In both objectives, history is critical. In Eastern Africa, probably the most influential historian was Walter Rodney with his ‘revolutionary’ teachings at Dar es Salaam University. The reason he wrote ‘How Europe Underdeveloped Africa’, he once explained, was because he was tired of pointing out to students that what was in the textbooks was not correct. Among his mentees at Dar was law student Willy Mutunga, a natural rebel, who became the first Chief Justice under the 2010 Constitution and gave up high office when he thought his time was up.

Rodney was not the first to question claims of European benevolence. W E B DuBois, observing that the Europeans used history as racial entertainment, attracted many mentees globally. George James, having accused the Greeks of intellectual thievery, multiplied the number of his mentees posthumously in the 1960s and 1970s with the proliferation of Black and Afro-American Study centres in American universities.
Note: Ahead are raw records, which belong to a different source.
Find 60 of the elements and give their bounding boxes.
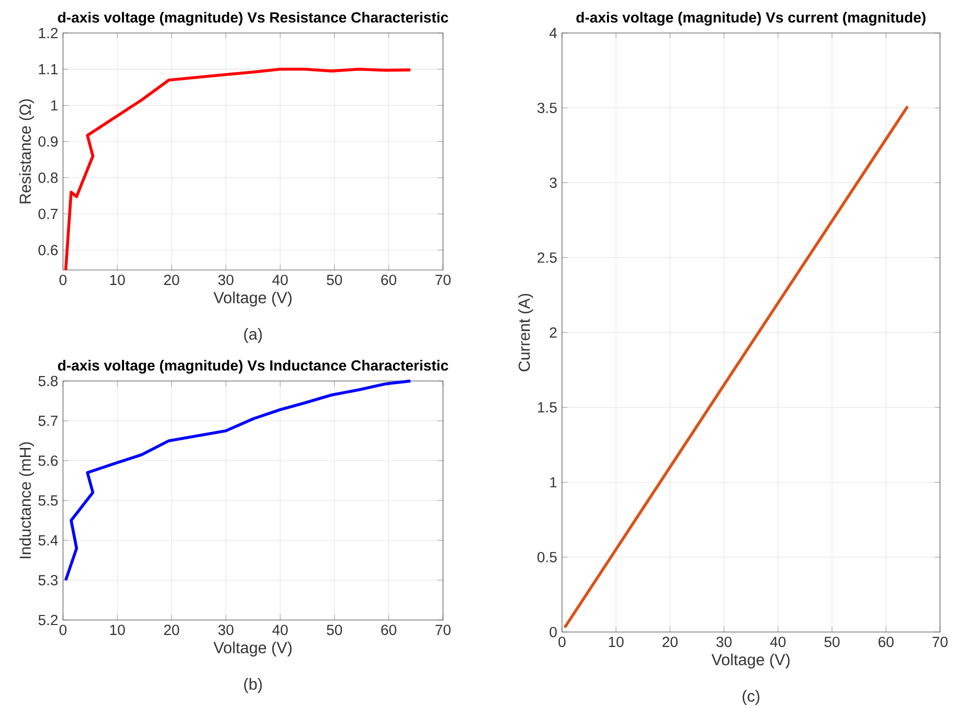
x-tick-label: 10	[110, 274, 125, 285]
y-tick-label: 0.9	[38, 136, 58, 147]
y-tick-label: 5.6	[38, 455, 58, 466]
x-tick-label: 40	[770, 636, 786, 647]
y-tick-label: 0.8	[38, 172, 58, 183]
x-tick-label: 0	[59, 274, 66, 285]
y-axis-title: Resistance (Ω)	[19, 99, 34, 204]
y-tick-label: 5.5	[38, 495, 58, 506]
y-tick-label: 1.5	[538, 402, 557, 412]
y-tick-label: 1	[550, 477, 557, 488]
x-axis-title: Voltage (V)	[213, 291, 292, 306]
x-tick-label: 60	[878, 636, 894, 647]
y-axis-title: Inductance (mH)	[19, 442, 34, 558]
x-axis-title: Voltage (V)	[213, 641, 292, 656]
y-axis-title: Current (A)	[518, 294, 534, 372]
x-tick-label: 50	[824, 636, 840, 647]
x-tick-label: 30	[218, 624, 234, 635]
y-tick-label: 5.3	[38, 574, 58, 586]
x-axis-title: Voltage (V)	[711, 653, 790, 668]
y-tick-label: 0.7	[38, 208, 58, 219]
text: (c)	[742, 690, 760, 705]
text: (b)	[244, 678, 262, 693]
x-tick-label: 40	[272, 624, 288, 635]
x-tick-label: 70	[436, 624, 451, 635]
x-tick-label: 30	[218, 274, 234, 285]
chart-title: d-axis voltage (magnitude) Vs Resistance Characteristic	[58, 12, 448, 26]
x-tick-label: 0	[59, 624, 66, 635]
y-tick-label: 5.7	[38, 416, 58, 426]
y-tick-label: 1.1	[39, 64, 58, 74]
x-tick-label: 60	[381, 274, 396, 285]
x-tick-label: 60	[381, 624, 396, 635]
x-tick-label: 30	[716, 636, 732, 647]
x-tick-label: 20	[164, 624, 180, 635]
x-tick-label: 10	[608, 636, 624, 647]
x-tick-label: 70	[932, 636, 948, 647]
x-tick-label: 40	[272, 274, 288, 285]
x-tick-label: 0	[558, 636, 566, 647]
y-tick-label: 2	[550, 327, 557, 338]
line-series	[64, 68, 412, 272]
y-tick-label: 3	[550, 177, 557, 188]
y-tick-label: 5.4	[38, 535, 58, 546]
x-tick-label: 10	[110, 624, 125, 635]
x-tick-label: 20	[662, 636, 678, 647]
chart-title: d-axis voltage (magnitude) Vs Inductance Characteristic	[58, 360, 448, 374]
y-tick-label: 1.2	[39, 28, 58, 38]
line-series	[64, 379, 412, 582]
y-tick-label: 5.8	[38, 376, 58, 386]
y-tick-label: 5.2	[38, 614, 58, 626]
x-tick-label: 50	[326, 274, 342, 285]
x-tick-label: 50	[326, 624, 342, 635]
y-tick-label: 0.6	[38, 244, 58, 256]
text: (a)	[244, 328, 262, 343]
y-tick-label: 4	[549, 28, 557, 38]
x-tick-label: 70	[436, 274, 451, 285]
y-tick-label: 2.5	[538, 252, 557, 263]
y-tick-label: 0.5	[537, 552, 557, 562]
chart-title: d-axis voltage (magnitude) Vs current (magnitude)	[576, 12, 926, 26]
x-tick-label: 20	[164, 274, 180, 285]
y-tick-label: 3.5	[537, 102, 557, 113]
y-tick-label: 1	[51, 100, 58, 110]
Before there was James and Diop, there was Jomo Kenyatta, a friend and Pan-Africanist comrade of DuBois and Paul Robeson.

In the 1930s, Kenyatta hit hard on professional friends of Africa “who fleeced and pretended to speak for Africans”. Kenyatta’s role as mentor fused political and intellectual activism and attracted followers in both intellectual and political types of warfare, whether praising or criticising. At the intellectual level, these mentees included renowned Okot p’Bitek, Godfrey Muriuki, Ngugi wa Thiong’o, Ali Mazrui, and John Mbiti. It is at the level of political operations as a mentor, however, that Kenyatta was most influential in his Pan-Africanist and anti-colonialist activities. He inspired people to action who included Jaramogi Oginga Odinga, Joseph Murumbi, Dedan Kimathi, Nelson Mandela, and Daniel arap Moi.

Mentors and mentees end up either controlling particular societies or liberating them.